Leilah suddenly shouted from upstairs, ‘Shut up! Aleisha, shut up!’ Aleisha and Aidan looked at each other, their faces blank, their smiles gone. She wasn’t surprised. Last night, the giggling, the yoga … but nothing had changed. Nothing would ever change. That thick black curtain would always be there, shrouding the whole house, holding Aidan down with it this time. After a moment of silence, the two of them barely drawing a breath, Aidan finally shook his head to say, ‘She doesn’t mean it.’ He didn’t say it out loud because he couldn’t know it was true.
‘So, I’m just going to have to leave?’ Her voice was sharp – but she was whispering. She didn’t want to make a sound.
‘Leish, you can stay, but you know it’s going to be like walking on eggshells here.’
Aleisha shrugged. ‘Literally no one else has to put up with this crap. Don’t you hate it?’ She was exhausted – exhausted from being alert, exhausted from listening to her mum cry at night, pretending she couldn’t hear a thing and letting Aidan sort it all out, exhausted from never being needed, and always being a trigger. She was tired.
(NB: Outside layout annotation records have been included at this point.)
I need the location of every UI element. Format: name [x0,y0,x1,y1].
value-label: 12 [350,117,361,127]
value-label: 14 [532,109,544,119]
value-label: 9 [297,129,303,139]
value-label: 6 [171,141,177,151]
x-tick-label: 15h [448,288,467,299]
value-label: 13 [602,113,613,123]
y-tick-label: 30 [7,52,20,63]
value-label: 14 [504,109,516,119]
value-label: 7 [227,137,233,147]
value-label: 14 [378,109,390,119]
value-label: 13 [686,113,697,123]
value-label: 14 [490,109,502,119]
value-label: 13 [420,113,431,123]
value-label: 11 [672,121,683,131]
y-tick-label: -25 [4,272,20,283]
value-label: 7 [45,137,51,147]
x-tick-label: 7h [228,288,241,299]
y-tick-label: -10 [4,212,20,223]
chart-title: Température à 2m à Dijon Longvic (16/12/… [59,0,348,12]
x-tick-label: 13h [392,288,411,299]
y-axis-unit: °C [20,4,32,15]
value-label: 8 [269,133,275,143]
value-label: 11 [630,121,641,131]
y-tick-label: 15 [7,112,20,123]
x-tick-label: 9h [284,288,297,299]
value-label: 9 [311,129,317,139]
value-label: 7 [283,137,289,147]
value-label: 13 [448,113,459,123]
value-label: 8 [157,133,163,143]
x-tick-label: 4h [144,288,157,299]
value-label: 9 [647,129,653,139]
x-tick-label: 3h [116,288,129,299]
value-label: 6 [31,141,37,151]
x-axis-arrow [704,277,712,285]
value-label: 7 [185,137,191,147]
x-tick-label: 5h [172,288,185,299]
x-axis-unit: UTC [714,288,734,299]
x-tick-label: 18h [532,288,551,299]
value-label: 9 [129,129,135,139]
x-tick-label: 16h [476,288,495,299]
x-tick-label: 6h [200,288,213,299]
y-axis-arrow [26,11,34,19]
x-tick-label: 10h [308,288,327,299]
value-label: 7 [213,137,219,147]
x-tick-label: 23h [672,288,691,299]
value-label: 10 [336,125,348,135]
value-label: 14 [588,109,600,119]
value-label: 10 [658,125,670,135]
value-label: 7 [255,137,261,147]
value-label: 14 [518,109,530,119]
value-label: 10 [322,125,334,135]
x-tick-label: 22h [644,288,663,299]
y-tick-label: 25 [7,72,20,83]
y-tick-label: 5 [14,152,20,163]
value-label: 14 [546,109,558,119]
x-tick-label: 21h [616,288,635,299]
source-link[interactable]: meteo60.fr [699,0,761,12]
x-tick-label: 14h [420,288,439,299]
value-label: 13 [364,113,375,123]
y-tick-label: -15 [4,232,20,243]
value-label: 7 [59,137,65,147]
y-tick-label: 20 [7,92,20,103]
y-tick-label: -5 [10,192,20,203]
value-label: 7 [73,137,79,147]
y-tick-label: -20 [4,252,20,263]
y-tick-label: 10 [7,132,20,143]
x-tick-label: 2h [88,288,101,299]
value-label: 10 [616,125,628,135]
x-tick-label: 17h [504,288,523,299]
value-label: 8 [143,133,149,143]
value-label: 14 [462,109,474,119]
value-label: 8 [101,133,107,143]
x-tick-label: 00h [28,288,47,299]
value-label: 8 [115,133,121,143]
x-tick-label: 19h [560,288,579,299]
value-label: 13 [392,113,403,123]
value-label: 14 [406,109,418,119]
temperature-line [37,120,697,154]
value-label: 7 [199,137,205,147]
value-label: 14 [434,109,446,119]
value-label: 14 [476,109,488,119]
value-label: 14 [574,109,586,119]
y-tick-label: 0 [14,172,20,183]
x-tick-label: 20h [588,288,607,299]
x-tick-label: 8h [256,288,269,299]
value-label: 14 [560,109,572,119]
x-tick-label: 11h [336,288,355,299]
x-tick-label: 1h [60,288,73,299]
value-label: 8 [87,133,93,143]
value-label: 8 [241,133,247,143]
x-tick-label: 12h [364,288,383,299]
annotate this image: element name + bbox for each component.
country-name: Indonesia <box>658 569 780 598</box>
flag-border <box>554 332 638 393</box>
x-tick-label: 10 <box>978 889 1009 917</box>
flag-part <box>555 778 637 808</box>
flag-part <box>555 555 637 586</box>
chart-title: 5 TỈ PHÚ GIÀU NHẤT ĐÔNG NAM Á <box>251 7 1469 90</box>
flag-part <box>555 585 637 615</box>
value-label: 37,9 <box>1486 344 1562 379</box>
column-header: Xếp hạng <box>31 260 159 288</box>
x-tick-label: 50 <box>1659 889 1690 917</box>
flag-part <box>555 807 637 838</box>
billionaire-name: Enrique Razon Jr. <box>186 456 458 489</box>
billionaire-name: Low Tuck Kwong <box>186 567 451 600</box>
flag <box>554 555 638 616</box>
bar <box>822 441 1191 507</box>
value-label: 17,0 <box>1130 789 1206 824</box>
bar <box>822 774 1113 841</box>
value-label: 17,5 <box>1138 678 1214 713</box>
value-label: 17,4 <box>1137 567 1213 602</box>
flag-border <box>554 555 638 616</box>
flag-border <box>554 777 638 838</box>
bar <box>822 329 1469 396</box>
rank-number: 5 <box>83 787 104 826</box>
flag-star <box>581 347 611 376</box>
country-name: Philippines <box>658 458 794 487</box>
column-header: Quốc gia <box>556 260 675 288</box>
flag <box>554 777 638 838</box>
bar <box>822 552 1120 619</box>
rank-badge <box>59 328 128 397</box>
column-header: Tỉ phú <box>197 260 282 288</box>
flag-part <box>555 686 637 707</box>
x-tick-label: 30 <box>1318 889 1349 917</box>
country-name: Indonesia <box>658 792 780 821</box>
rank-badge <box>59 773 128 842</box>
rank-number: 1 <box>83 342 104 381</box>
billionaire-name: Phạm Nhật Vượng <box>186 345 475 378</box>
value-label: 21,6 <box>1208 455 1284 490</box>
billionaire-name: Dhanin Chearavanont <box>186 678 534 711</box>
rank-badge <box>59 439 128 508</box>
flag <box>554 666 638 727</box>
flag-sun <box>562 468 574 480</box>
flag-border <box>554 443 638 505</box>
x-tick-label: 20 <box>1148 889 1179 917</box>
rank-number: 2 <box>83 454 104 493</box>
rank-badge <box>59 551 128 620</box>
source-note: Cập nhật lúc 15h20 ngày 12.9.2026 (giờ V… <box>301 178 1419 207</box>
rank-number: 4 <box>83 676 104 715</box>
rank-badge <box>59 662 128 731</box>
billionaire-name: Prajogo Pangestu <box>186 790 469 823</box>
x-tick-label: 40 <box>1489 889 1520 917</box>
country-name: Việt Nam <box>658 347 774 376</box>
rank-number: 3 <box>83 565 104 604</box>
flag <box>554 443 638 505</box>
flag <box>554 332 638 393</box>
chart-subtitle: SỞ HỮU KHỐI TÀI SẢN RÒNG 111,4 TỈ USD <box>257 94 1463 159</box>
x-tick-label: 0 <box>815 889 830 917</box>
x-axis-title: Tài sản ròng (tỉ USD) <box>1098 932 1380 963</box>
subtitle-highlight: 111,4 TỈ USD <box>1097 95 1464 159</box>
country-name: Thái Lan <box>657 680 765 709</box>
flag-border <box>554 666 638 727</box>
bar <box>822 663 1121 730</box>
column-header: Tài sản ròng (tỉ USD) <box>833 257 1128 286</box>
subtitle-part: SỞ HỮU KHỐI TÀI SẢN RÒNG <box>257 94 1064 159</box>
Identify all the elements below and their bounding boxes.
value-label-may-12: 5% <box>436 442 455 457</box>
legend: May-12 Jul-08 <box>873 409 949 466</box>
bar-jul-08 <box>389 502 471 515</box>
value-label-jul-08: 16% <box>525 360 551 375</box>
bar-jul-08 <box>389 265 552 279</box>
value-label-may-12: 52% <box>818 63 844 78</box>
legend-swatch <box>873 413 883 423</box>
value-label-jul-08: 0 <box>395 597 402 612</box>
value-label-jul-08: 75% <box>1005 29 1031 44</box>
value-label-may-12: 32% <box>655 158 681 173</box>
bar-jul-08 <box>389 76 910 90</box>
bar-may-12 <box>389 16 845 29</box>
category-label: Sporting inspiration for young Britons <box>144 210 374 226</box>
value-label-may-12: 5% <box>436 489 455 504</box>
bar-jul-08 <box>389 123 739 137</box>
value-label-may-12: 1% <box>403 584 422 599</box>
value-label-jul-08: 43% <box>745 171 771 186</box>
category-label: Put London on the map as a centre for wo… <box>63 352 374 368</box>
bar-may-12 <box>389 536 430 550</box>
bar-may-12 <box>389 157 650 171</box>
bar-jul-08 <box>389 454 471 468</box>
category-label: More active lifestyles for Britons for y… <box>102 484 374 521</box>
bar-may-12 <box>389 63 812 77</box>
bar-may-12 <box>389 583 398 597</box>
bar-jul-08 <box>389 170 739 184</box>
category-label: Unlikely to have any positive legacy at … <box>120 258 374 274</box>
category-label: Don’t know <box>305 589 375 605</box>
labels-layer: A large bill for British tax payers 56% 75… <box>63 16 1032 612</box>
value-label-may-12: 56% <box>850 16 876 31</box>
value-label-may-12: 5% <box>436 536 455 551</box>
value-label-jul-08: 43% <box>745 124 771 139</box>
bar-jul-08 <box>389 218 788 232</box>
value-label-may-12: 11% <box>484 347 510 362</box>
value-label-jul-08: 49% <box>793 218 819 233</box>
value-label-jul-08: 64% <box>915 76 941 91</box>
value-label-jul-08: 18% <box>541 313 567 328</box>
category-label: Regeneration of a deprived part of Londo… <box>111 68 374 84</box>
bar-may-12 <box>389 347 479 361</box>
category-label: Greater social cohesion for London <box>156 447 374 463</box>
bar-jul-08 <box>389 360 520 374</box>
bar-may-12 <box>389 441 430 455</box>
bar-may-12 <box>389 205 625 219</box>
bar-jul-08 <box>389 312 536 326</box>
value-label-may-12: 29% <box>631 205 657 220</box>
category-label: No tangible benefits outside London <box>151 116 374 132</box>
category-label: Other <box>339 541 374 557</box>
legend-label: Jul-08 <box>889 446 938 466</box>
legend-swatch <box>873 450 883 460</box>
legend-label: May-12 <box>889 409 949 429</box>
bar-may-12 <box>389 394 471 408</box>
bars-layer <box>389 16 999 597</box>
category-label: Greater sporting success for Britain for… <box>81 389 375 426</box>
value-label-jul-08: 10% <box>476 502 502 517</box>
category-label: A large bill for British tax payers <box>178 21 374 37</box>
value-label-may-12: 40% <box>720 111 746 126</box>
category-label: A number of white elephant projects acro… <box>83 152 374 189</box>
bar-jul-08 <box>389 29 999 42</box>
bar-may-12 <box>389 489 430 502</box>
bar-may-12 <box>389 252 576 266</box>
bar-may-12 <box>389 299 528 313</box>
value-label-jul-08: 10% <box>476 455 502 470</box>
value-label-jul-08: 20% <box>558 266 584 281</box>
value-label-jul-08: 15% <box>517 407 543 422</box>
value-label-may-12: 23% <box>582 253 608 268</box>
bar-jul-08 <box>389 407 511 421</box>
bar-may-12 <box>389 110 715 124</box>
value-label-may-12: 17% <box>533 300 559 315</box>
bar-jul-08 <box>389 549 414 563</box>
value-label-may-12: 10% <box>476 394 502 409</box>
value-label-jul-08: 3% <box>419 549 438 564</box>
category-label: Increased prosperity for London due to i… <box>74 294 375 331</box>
Aidan stayed silent. He was wiping down the surfaces, but they were already spotless.
As the front door slammed shut behind her, Leilah’s voice rang out in Aleisha’s head: ‘This is my house, not yours!’ Her standard comeback.
She had nowhere to go, but nowhere was better than home.
Without thinking too much, she just let her feet lead her. She walked, slowly, passed the market stalls being set up, ignoring the fruit sellers shouting things at her, prices, unbelievable prices, that never sucked her in. She wandered past kids already out on their bikes, cycling across the road without looking, shouting at their friends behind them, turning their heads a full 180 degrees to see their mates, wobbling on the handlebars.
With each step down Ealing Road, then along the high road, she edged further and further away from home. With each step, she felt her heartbeat slow. She didn’t know where she was going, not really, until the bend in the road straightened, and there it was, like a little Tudor cottage, looking thoroughly out of place.
Of course her subconscious would bring her here: the library. The only place where she knew she could just be quiet, alone, for a little while. Maybe it wasn’t the worst idea. If books actually could let her escape, reading was at least cheaper than getting shit-faced.
Goody-two-shoes Kyle was on the front desk today. Aleisha nodded to him in greeting as she walked through the library doors, ignored the surprise written all over his face, and started to wander the aisles. She went to the crime/thriller section, wondering if Crime Thriller guy’s words would impart some kind of inspiration. She watched the spines, sparkling in the sunlight, shimmering in their plastic covers. She let her fingertips graze each book, but she didn’t pull anything from the shelves. Eventually, the reds, blues, yellows of the spines merged into one big book mass, and nothing made sense to her. The library was silent, but it rang in her ears. The words jumped out – ‘Death’ ‘Murder’, ‘Killer’ – as well as softer, creepier titles like ‘Watching You’ … It was all getting a bit much. How did he do this? How did he feel chilled here, in this space, with these words bearing down on him? She tapped her finger on the side of her leg, trying to look calm, trying to look as if she knew what the hell she was doing.
Her phone buzzed.
It was the WhatsApp group again: they had set it up when they were 14, but Aleisha hadn’t spoken in the group in weeks. No one had noticed. Three of them were tagged in the last message from Mia. Once upon a time, Mia had been Aleisha’s very best friend.
@Beth @Lola @Kacey you at home? Wna do something tonight?
The other two girls, Jenna and Shreya, were on holiday – they’d been relentlessly sending poolside pictures from Ayia Napa and Croatia.
The rejection still stung Aleisha, even after months and months of her making up excuses to her friends. She was known to bow out last minute due to illness, food poisoning, migraines, missing birthday dinners or gatherings in the park. But being flaky was easier than telling the truth: she didn’t want them to know her mum was mad. They’d never understand.
Beth, Lola, Kacey, even Jenna, all responded immediately.
Ping. Buzz. I’m around, let’s do something
Ping. Buzz. Missing u girls, have fun without me. Ill b there in spirit vodka
Ping. Buzz. Yh where shall we go?
As Aleisha stood in the library, the walls of books began to close in on her, the spines growing larger, heavier. She watched her friends continue their lives without her. Message after message. Book after book. She didn’t exist any more. Emojis, dancing girl, high fives, thumbs up. Happy. They were all happy. They didn’t have anything else to worry about. It was summer, after all. The future stretched ahead. The best time of their lives.